Assembling the sculpture is deceptively simple and can happen almost entirely on the ground, before being attached to the facades. The assembly and erection of the different sections of the sculpture will be carried out during community workshops involving neighbours, local schools and fellow artists, creating a sense of ownership while introducing a large audience to the potential of recycled plastics as a creative material, through practical, hands-on workshops.
Continuing our journey
Since its inception, 2hD has explored the relationship between architecture, visual arts and community engagement, through a series of successful international art projects ranging from architectural pavilions to collective sculptural work, interactive installations, scenography and audio-visual performances.
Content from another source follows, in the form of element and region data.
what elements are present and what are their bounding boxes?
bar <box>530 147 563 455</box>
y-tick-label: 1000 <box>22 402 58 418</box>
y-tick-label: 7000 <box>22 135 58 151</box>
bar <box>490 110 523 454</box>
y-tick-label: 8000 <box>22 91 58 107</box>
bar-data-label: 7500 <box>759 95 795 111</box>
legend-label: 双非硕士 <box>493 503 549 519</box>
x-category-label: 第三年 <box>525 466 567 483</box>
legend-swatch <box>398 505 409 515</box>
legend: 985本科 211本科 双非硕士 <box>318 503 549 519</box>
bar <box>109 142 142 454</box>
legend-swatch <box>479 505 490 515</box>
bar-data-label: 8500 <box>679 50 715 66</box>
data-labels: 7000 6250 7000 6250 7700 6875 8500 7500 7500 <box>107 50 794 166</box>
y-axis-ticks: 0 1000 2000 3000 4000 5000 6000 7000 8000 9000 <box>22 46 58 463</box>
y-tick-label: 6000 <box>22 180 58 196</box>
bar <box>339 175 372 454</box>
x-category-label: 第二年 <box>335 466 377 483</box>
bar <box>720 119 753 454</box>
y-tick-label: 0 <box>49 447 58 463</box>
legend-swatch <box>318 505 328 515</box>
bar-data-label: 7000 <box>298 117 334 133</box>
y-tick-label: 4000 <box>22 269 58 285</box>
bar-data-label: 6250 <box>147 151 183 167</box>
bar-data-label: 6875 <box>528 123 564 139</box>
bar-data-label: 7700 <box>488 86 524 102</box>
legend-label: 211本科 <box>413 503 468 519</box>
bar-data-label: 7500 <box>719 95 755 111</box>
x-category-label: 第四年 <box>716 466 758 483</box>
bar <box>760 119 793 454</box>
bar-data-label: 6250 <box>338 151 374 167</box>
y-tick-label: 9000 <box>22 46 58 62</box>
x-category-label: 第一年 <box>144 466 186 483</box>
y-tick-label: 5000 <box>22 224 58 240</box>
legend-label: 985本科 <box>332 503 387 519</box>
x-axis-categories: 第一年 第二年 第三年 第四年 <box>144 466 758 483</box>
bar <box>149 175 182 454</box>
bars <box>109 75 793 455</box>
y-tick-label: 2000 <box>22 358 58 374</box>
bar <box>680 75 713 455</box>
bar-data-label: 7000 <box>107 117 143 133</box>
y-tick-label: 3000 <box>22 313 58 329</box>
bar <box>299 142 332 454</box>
The common thread through all these different projects is our personal research into architectural elements as a receptacle for our own stories, emotions and daydreams, introducing a fractional dimension to surfaces to invite this projection — and exploring how, in turn, it affects how we perceive and inhabit the spaces they define.
This proposal also keys in with our love for reusing ubiquitous and repurposed materials: transformed cardboard boxes for collective community sculptures in The Lost Cuckoo, recycled plastic tubing to introduce school children and architecture students to complex geometries during hands-on teaching sessions, and natural fiber broom heads to clad an entire building for our Mission Control micro-office.